The Bonds will mature, subject to earlier optional and mandatory redemption, on December 1, 2044.
In addition, on June 1, 2026, with respect to the 2014R-2 Bonds, on December 1, 2019, with respect to the 2014 Bonds, and any other conversion date of any new interest rate period for the applicable Bonds and on certain other dates
specified in the Indenture, each holder of the applicable Bonds is required to tender such Bonds held by it for purchase and such Bonds are required to be purchased. Merrill Lynch, Pierce, Fenner & Smith Incorporated, as remarketing agent
for the Bonds, is required to use its best efforts to remarket any Bonds tendered for purchase. After the end of the applicable initial term interest rate period, and at certain other times specified in the Indenture, the Bonds may be converted to a
variable (daily or weekly) interest rate period or may remain in a term interest rate period. The interest rate on the Bonds will be reset at the end of each interest period.

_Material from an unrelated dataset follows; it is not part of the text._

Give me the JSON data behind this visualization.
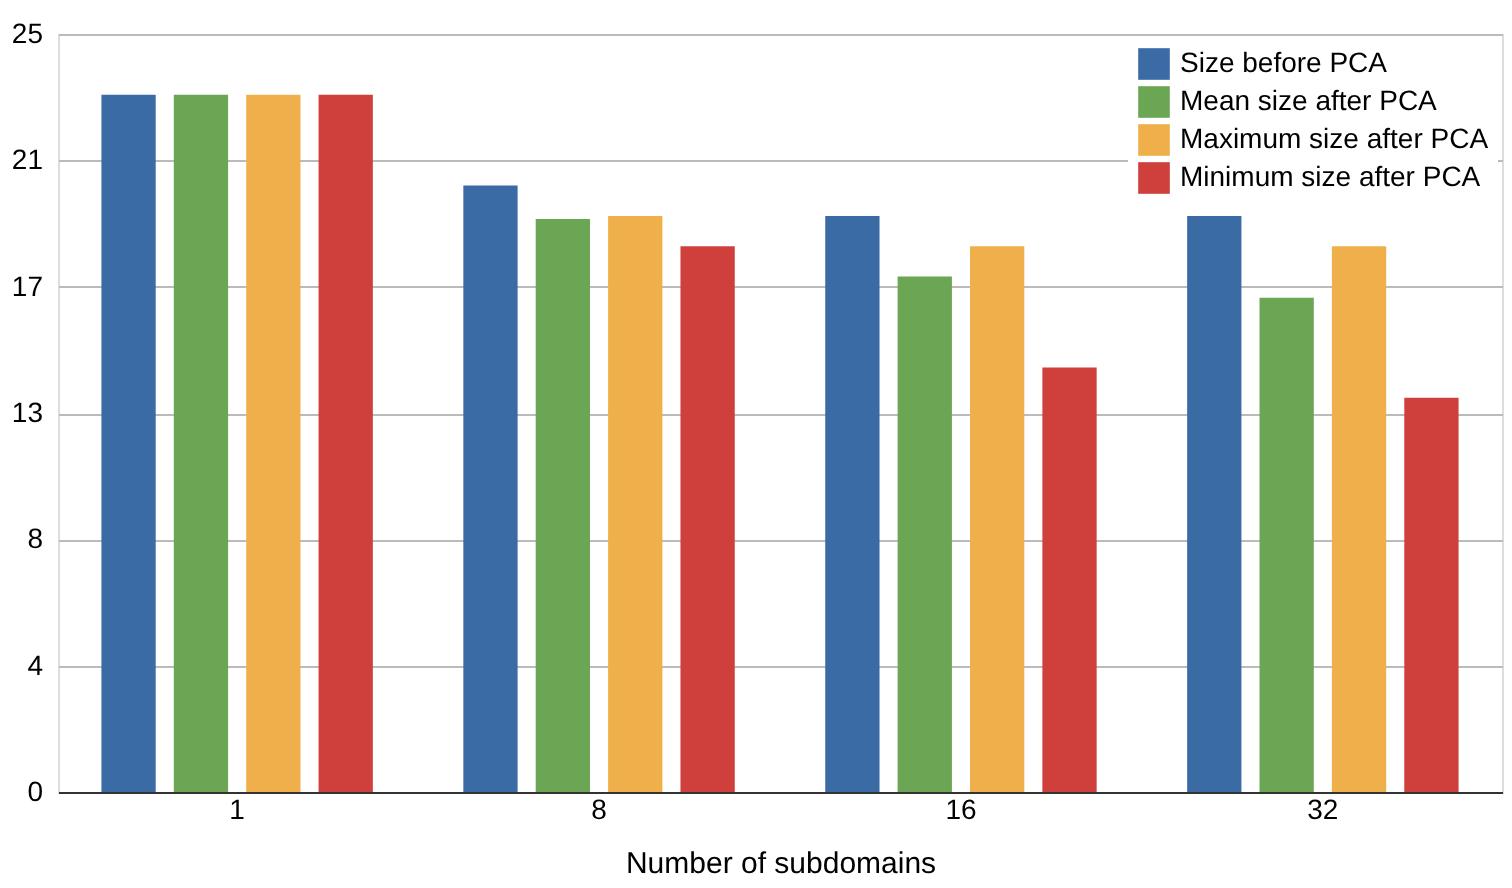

During the applicable initial term interest rate period, the Bonds are guaranteed by certain subsidiaries of the Company pursuant to an
Amended and Restated Guaranty Agreement, dated as of June 1, 2016, among the guarantors named therein and the Trustee and entered into by the parties thereto on June 2, 2016 (the Guaranty). Pursuant to the Guaranty, each
guarantor will guarantee to the Trustee for the benefit of the owners and beneficial holders of the Bonds, for the applicable initial term interest rate period, the full and prompt payment of (i) the principal of and redemption premium, if any,
on the Bonds when and as the same become due; (ii) the interest on the Bonds when and as the same become due; (iii) the purchase price of Bonds tendered or deemed tendered for purchase pursuant to the Indenture; and (iv) all loan
payments and purchase price payments due or to become due from the Company under the Loan Agreement (collectively, the Guaranteed Obligations). The obligations of each guarantor under the Guaranty will, subject to the release provisions
contained therein, remain in full force and effect until the entire principal payment of, redemption premium, if any, and interest on or purchase price of the Bonds has been paid or provided for according to the terms of the Indenture and all other
Guaranteed Obligations have been paid and satisfied in full.

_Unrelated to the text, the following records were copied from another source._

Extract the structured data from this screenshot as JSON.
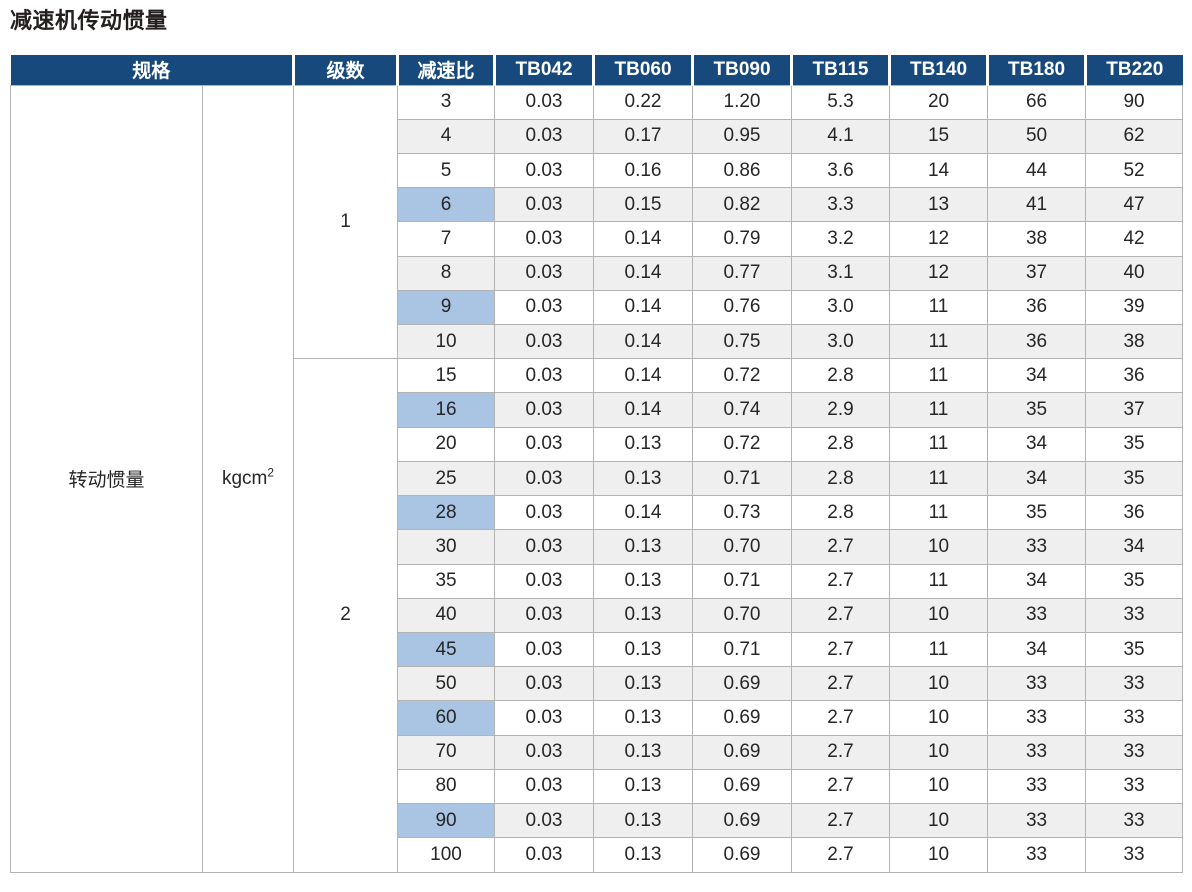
{
  "title": "减速机传动惯量",
  "colors": {
    "header_bg": "#17497d",
    "header_text": "#ffffff",
    "row_stripe": "#efefef",
    "ratio_highlight": "#aac4e3",
    "grid_border": "#b3b3b3"
  },
  "table": {
    "header": {
      "spec": "规格",
      "stages": "级数",
      "ratio": "减速比",
      "models": [
        "TB042",
        "TB060",
        "TB090",
        "TB115",
        "TB140",
        "TB180",
        "TB220"
      ]
    },
    "spec_name": "转动惯量",
    "spec_unit_base": "kgcm",
    "spec_unit_sup": "2",
    "groups": [
      {
        "stage": "1",
        "rows": [
          {
            "ratio": "3",
            "highlight": false,
            "values": [
              "0.03",
              "0.22",
              "1.20",
              "5.3",
              "20",
              "66",
              "90"
            ]
          },
          {
            "ratio": "4",
            "highlight": false,
            "values": [
              "0.03",
              "0.17",
              "0.95",
              "4.1",
              "15",
              "50",
              "62"
            ]
          },
          {
            "ratio": "5",
            "highlight": false,
            "values": [
              "0.03",
              "0.16",
              "0.86",
              "3.6",
              "14",
              "44",
              "52"
            ]
          },
          {
            "ratio": "6",
            "highlight": true,
            "values": [
              "0.03",
              "0.15",
              "0.82",
              "3.3",
              "13",
              "41",
              "47"
            ]
          },
          {
            "ratio": "7",
            "highlight": false,
            "values": [
              "0.03",
              "0.14",
              "0.79",
              "3.2",
              "12",
              "38",
              "42"
            ]
          },
          {
            "ratio": "8",
            "highlight": false,
            "values": [
              "0.03",
              "0.14",
              "0.77",
              "3.1",
              "12",
              "37",
              "40"
            ]
          },
          {
            "ratio": "9",
            "highlight": true,
            "values": [
              "0.03",
              "0.14",
              "0.76",
              "3.0",
              "11",
              "36",
              "39"
            ]
          },
          {
            "ratio": "10",
            "highlight": false,
            "values": [
              "0.03",
              "0.14",
              "0.75",
              "3.0",
              "11",
              "36",
              "38"
            ]
          }
        ]
      },
      {
        "stage": "2",
        "rows": [
          {
            "ratio": "15",
            "highlight": false,
            "values": [
              "0.03",
              "0.14",
              "0.72",
              "2.8",
              "11",
              "34",
              "36"
            ]
          },
          {
            "ratio": "16",
            "highlight": true,
            "values": [
              "0.03",
              "0.14",
              "0.74",
              "2.9",
              "11",
              "35",
              "37"
            ]
          },
          {
            "ratio": "20",
            "highlight": false,
            "values": [
              "0.03",
              "0.13",
              "0.72",
              "2.8",
              "11",
              "34",
              "35"
            ]
          },
          {
            "ratio": "25",
            "highlight": false,
            "values": [
              "0.03",
              "0.13",
              "0.71",
              "2.8",
              "11",
              "34",
              "35"
            ]
          },
          {
            "ratio": "28",
            "highlight": true,
            "values": [
              "0.03",
              "0.14",
              "0.73",
              "2.8",
              "11",
              "35",
              "36"
            ]
          },
          {
            "ratio": "30",
            "highlight": false,
            "values": [
              "0.03",
              "0.13",
              "0.70",
              "2.7",
              "10",
              "33",
              "34"
            ]
          },
          {
            "ratio": "35",
            "highlight": false,
            "values": [
              "0.03",
              "0.13",
              "0.71",
              "2.7",
              "11",
              "34",
              "35"
            ]
          },
          {
            "ratio": "40",
            "highlight": false,
            "values": [
              "0.03",
              "0.13",
              "0.70",
              "2.7",
              "10",
              "33",
              "33"
            ]
          },
          {
            "ratio": "45",
            "highlight": true,
            "values": [
              "0.03",
              "0.13",
              "0.71",
              "2.7",
              "11",
              "34",
              "35"
            ]
          },
          {
            "ratio": "50",
            "highlight": false,
            "values": [
              "0.03",
              "0.13",
              "0.69",
              "2.7",
              "10",
              "33",
              "33"
            ]
          },
          {
            "ratio": "60",
            "highlight": true,
            "values": [
              "0.03",
              "0.13",
              "0.69",
              "2.7",
              "10",
              "33",
              "33"
            ]
          },
          {
            "ratio": "70",
            "highlight": false,
            "values": [
              "0.03",
              "0.13",
              "0.69",
              "2.7",
              "10",
              "33",
              "33"
            ]
          },
          {
            "ratio": "80",
            "highlight": false,
            "values": [
              "0.03",
              "0.13",
              "0.69",
              "2.7",
              "10",
              "33",
              "33"
            ]
          },
          {
            "ratio": "90",
            "highlight": true,
            "values": [
              "0.03",
              "0.13",
              "0.69",
              "2.7",
              "10",
              "33",
              "33"
            ]
          },
          {
            "ratio": "100",
            "highlight": false,
            "values": [
              "0.03",
              "0.13",
              "0.69",
              "2.7",
              "10",
              "33",
              "33"
            ]
          }
        ]
      }
    ]
  }
}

The Bonds are issued as tax exempt bonds. If the Company or EFC, as
applicable, does not comply with certain of their covenants under the Indenture or Loan Agreement, or if certain representations or warranties made by the Company in the Loan Agreement or in certain related certificates of the Company are false,
then the interest on the Bonds may become includable in gross income for federal income tax purposes, retroactively to the date of original issuance of such Bonds. If the Bonds are declared to be taxable or the Loan Agreement is determined to be
invalid, the Indenture provides that the Bonds are subject to mandatory redemption at a redemption price equal to 100% of the principal amount thereof, without premium, plus accrued interest to the date of redemption.
A copy of the Guaranty is filed as Exhibit 4.1 to this Current Report on Form 8-K and is
incorporated herein by reference as if fully set forth herein. The description of the Guaranty set forth above is qualified in its entirety by reference to the full text of the Guaranty filed herewith.